On managing stakeholders and ensuring alignment on priorities and objectives, Dean says, “In order for managing stakeholders to stay aligned on priorities, they’ll need more transparency and collaborative win-win business relationships in which both healthcare systems and medical device manufacturers are equally committed to each other’s success. On the healthcare side, they need to understand where parts and products are manufactured to perform more predictive data and analytics for forecasting and planning efforts. And the manufacturers should offer more data transparency which will result in better planning and forecasting to navigate the ebbs and flows and enable better decision-making by healthcare systems.
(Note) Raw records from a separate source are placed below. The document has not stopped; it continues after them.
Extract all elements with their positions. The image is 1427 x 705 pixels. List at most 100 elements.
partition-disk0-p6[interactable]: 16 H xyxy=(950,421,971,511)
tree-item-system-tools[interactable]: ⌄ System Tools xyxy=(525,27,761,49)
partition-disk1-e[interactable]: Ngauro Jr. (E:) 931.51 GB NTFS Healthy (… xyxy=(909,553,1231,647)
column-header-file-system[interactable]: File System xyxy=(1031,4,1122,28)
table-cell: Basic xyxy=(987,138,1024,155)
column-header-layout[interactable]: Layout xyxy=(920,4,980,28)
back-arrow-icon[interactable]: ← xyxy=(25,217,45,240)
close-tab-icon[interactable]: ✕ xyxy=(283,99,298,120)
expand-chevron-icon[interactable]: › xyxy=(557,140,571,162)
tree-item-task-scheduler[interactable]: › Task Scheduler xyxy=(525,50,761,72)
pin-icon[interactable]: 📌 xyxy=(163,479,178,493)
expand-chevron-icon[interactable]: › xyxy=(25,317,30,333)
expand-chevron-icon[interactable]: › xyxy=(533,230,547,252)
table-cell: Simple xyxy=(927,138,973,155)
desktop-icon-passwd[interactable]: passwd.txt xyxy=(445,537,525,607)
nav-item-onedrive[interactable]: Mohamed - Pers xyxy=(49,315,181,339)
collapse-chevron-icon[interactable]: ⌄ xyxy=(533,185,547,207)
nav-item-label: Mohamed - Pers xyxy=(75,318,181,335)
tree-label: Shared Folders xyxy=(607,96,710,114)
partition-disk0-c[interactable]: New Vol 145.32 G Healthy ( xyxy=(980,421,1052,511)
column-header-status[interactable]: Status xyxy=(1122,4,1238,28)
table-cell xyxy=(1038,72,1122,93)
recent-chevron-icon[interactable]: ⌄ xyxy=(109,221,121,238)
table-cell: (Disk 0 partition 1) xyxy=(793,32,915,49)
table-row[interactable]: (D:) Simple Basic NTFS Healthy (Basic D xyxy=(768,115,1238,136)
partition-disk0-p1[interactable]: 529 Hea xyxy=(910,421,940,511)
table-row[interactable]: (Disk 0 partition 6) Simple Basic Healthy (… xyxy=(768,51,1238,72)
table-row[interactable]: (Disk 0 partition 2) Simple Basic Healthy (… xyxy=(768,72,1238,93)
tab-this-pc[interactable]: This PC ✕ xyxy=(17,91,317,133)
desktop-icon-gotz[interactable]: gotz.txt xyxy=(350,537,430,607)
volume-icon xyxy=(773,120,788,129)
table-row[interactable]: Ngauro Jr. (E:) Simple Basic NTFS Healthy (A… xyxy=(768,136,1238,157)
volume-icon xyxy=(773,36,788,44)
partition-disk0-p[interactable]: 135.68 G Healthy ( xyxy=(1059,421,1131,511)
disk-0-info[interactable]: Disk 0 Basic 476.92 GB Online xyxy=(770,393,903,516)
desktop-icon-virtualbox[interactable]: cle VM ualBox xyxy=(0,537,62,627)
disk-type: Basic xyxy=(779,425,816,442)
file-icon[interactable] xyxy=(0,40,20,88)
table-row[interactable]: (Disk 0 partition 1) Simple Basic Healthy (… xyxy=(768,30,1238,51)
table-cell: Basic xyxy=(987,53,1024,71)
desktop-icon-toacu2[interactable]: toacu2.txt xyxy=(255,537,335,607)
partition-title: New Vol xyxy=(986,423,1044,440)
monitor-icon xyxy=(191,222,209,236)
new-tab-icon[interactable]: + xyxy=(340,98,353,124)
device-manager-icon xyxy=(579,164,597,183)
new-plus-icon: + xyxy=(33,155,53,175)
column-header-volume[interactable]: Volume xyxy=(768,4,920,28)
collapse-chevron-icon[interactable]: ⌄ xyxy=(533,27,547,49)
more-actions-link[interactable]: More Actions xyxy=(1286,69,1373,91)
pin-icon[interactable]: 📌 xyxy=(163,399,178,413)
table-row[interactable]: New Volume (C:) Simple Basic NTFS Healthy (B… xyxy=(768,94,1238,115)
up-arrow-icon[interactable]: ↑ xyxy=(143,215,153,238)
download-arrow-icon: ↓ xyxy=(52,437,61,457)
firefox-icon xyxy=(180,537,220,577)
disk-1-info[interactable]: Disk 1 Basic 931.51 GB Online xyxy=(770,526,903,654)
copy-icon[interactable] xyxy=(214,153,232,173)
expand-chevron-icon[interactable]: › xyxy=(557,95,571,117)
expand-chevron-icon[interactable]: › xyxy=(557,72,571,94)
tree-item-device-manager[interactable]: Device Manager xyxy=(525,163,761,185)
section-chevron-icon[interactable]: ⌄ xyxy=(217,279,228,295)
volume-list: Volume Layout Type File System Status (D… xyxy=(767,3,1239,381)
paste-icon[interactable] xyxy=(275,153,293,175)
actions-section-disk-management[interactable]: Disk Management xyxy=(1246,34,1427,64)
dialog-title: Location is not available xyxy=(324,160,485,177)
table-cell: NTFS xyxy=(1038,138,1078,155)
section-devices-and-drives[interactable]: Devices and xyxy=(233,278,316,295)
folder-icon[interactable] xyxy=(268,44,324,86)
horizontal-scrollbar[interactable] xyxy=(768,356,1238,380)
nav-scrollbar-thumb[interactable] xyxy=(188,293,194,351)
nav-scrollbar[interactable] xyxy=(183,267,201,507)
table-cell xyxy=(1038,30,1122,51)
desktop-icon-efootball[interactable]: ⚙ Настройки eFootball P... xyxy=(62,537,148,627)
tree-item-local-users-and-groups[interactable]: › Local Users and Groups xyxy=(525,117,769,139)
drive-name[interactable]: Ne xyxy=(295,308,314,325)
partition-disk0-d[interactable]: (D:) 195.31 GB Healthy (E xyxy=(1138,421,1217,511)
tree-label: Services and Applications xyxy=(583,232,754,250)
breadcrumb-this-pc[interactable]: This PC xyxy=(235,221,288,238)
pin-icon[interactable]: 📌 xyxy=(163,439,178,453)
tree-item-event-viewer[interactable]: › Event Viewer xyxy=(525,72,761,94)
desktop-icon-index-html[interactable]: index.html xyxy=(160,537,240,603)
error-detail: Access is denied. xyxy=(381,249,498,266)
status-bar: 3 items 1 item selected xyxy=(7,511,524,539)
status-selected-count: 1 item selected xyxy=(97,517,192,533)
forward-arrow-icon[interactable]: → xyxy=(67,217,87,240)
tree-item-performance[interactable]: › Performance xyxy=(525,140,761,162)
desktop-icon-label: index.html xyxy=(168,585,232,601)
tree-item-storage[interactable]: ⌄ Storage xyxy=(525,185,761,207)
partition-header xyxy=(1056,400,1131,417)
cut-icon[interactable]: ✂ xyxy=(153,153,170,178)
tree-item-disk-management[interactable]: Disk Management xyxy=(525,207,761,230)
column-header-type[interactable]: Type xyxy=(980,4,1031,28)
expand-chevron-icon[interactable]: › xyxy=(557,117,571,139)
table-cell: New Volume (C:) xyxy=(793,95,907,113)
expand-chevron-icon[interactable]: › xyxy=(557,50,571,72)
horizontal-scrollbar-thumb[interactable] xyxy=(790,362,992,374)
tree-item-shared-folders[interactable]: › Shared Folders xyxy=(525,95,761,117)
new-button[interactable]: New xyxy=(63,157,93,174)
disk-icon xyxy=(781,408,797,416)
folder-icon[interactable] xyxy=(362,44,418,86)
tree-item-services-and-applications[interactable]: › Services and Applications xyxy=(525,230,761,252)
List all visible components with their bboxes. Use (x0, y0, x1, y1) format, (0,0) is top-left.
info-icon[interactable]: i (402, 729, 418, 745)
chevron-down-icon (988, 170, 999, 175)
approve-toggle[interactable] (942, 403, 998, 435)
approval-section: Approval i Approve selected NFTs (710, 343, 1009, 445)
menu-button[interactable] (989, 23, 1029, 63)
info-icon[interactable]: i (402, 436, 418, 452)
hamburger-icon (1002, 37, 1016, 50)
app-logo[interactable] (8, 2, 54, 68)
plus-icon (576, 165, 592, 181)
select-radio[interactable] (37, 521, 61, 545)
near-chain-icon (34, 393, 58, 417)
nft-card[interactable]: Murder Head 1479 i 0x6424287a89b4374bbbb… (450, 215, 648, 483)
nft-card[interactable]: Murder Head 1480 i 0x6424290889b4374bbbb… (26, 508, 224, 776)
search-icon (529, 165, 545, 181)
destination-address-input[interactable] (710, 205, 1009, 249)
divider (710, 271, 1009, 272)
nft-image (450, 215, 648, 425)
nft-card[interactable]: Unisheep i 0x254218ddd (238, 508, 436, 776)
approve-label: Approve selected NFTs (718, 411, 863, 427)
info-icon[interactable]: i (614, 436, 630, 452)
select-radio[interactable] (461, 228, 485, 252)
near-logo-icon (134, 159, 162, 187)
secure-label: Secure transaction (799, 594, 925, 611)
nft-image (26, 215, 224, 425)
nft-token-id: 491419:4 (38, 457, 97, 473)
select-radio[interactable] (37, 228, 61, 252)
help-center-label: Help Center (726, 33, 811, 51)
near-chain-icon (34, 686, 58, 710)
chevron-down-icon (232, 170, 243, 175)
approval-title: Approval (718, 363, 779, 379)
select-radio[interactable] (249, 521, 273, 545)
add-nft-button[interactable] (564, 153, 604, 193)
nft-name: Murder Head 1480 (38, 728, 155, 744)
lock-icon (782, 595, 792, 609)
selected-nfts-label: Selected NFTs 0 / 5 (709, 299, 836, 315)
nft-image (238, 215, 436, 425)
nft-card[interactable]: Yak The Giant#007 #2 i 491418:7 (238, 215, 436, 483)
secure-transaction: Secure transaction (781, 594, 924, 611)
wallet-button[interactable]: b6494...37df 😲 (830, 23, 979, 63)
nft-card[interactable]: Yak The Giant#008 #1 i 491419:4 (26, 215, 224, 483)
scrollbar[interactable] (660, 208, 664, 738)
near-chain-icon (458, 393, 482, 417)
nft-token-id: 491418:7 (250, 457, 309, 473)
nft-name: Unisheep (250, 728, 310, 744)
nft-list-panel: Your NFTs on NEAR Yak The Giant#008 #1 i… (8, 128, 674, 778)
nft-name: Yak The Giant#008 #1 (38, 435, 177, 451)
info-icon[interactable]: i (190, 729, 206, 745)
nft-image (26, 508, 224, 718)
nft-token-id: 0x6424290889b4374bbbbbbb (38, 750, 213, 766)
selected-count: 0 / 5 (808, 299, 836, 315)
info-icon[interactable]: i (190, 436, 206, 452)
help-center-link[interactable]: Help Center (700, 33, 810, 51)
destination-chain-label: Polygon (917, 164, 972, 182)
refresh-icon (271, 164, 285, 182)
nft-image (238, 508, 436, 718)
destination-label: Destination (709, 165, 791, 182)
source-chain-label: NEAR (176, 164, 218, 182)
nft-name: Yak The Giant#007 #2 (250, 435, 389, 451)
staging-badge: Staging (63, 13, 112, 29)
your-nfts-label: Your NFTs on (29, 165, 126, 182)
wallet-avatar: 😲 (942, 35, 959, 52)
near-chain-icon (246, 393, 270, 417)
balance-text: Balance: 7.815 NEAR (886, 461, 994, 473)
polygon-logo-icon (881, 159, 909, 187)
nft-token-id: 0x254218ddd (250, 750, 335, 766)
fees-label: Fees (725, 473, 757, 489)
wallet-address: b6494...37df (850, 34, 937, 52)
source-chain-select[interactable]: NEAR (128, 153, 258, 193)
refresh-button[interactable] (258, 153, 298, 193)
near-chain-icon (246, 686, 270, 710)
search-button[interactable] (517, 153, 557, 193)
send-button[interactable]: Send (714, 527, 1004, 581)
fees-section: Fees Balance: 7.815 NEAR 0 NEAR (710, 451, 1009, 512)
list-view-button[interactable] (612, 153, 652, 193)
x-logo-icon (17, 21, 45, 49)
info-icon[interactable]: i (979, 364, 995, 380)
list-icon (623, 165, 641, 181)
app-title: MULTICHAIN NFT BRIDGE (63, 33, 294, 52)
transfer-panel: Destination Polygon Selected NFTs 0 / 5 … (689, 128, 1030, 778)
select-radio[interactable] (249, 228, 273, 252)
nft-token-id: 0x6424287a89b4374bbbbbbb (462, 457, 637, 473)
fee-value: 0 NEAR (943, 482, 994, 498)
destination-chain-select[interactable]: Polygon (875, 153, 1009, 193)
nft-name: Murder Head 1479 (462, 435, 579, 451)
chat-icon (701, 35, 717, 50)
Due to the sensitive nature of the information being requested, the effort to increase visibility is typically met with a lot of reluctance and push back. Dean essentially puts the onus back on suppliers to get with the times. “Traditionally, the relationships between buyers and suppliers are transactional, based only on the transaction between the two parties: what is the supplier providing, at what cost, and for what length of time. The relationship begins and ends there. The tide is shifting, and buyers expect more from their suppliers, especially given what the pandemic exposed around the fragility of the supply chain. The suppliers that get ahead of this will not only reap the benefits of improved relationships, but they will be able to take action on insights derived from greater visibility to manage risks more effectively.”
He offers a final tip. “A first step in enabling a supply chain data exchange is to make sure partners and buyers are aware of the conditions throughout the supply chain based on real-time data to enable predictive views into delays and disruptions. With well understand data sets, both parties can respond more effectively and work together when disruptions occur.”
As for where supply chain is heading, Dean says, “Moving forward, we’ll continue to see a shift toward Robotic Process Automation (RPA), Artificial Intelligence (AI), and advanced analytics to optimise the supply chain. The pandemic, as it has done in many other industries, will accelerate the move to digital, with the benefits of improving efficiency, visibility, and error rate. AI can consume enormous amounts of data to drive real-time pattern detection and mitigate risk from global disruptive events.”